We're seeing too many at-a-distance arguments about experts and science and "who to trust" on issues that can be navigated efficiently with a few key background facts, good alertness, and a 110 IQ. We've got to get people to read, because it's clear even journalists aren't. Just read the damn papers first, and then we can talk about whether we need experts to tell us or explain something.
It's also troubling that we've got a political ideology that explicitly demonizes asking questions. Leftists have a trope of "just asking questions" that they use to marginalize anyone who, well, asks questions that deviate from mandatory narratives and beliefs or is willing to think independently.
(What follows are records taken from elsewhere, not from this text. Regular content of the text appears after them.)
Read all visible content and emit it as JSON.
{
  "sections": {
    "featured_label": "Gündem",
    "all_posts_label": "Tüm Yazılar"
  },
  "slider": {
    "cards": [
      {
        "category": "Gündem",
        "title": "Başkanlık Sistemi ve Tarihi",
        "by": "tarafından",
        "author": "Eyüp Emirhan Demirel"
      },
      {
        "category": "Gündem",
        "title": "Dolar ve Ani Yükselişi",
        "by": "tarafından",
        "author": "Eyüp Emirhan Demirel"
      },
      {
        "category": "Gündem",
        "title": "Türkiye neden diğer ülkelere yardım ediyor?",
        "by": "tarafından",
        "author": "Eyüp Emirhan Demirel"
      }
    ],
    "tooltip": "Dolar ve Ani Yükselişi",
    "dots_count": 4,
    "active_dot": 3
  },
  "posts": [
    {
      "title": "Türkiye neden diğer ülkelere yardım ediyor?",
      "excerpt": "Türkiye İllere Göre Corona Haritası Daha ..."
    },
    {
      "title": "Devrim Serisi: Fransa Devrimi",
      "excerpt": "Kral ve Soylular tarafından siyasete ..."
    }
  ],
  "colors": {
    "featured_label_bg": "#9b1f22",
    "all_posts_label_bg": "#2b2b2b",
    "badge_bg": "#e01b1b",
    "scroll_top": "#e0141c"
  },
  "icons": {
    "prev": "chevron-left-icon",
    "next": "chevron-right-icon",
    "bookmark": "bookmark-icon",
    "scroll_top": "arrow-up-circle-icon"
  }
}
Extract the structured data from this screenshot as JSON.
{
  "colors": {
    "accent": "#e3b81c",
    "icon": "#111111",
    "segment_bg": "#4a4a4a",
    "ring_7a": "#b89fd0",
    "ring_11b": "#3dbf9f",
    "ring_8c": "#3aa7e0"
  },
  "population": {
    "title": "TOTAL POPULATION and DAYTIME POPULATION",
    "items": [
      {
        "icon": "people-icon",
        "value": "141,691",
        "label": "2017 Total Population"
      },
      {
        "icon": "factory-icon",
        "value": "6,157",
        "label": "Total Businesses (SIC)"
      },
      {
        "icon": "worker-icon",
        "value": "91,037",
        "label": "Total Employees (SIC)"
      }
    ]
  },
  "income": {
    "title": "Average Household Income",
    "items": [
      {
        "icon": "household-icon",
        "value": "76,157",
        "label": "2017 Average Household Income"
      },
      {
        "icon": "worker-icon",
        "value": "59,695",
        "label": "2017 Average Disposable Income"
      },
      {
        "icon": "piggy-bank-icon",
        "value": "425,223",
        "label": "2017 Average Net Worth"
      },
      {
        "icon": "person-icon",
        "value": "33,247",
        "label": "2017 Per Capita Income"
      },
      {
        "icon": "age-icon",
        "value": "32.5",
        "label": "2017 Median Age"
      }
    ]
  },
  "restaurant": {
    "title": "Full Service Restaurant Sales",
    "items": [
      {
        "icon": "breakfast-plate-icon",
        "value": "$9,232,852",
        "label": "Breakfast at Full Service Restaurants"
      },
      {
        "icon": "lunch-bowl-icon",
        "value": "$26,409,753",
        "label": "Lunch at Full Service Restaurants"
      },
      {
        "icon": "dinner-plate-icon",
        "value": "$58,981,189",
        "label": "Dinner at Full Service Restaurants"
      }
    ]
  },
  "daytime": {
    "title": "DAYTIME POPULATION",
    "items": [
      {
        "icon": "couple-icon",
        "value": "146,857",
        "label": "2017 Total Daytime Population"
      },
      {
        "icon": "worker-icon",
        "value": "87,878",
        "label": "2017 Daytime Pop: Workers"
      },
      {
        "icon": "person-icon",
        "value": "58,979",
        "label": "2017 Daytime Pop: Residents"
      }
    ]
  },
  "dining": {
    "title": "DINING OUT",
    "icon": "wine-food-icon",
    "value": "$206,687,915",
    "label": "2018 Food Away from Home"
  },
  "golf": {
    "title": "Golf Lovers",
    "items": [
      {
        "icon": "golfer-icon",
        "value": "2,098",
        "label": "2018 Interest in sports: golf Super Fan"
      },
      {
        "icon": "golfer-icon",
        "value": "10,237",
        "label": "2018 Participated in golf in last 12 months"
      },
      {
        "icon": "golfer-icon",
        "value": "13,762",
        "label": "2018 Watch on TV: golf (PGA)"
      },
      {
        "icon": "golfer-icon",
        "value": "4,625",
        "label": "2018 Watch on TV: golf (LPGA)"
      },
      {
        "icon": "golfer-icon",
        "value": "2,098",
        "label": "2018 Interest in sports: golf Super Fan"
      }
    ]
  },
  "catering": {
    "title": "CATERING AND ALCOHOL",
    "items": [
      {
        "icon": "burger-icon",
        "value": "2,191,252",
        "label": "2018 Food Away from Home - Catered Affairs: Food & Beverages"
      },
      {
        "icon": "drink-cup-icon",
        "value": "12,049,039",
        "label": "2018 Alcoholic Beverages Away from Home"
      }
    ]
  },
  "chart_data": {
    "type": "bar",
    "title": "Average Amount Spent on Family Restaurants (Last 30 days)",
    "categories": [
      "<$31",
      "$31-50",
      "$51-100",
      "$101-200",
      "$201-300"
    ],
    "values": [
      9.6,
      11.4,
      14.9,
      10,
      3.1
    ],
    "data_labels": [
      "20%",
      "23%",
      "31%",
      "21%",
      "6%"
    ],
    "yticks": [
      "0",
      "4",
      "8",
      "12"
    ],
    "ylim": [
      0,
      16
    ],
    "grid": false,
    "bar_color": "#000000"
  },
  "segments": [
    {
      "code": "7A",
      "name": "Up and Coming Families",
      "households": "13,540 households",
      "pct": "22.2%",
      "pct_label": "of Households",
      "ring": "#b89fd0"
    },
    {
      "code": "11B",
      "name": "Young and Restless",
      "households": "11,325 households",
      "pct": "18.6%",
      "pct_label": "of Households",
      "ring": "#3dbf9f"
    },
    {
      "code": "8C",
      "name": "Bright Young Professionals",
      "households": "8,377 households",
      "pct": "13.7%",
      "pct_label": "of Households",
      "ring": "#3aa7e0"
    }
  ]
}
It's a very bad sign for an ideology to have that kind of dogma, and if you were going to have that trope in your ideology, you'd need to fortify it against its obvious propensity toward bias and motivated reasoning by building a robust framework that differentiates between villainous and sincere questioners, creating lots of room for rigor and curiosity. Leftists haven't done that, with predictable results. (Trying to build the framework would likely illustrate that you need to just get rid of the trope and not marginalize questions at all.)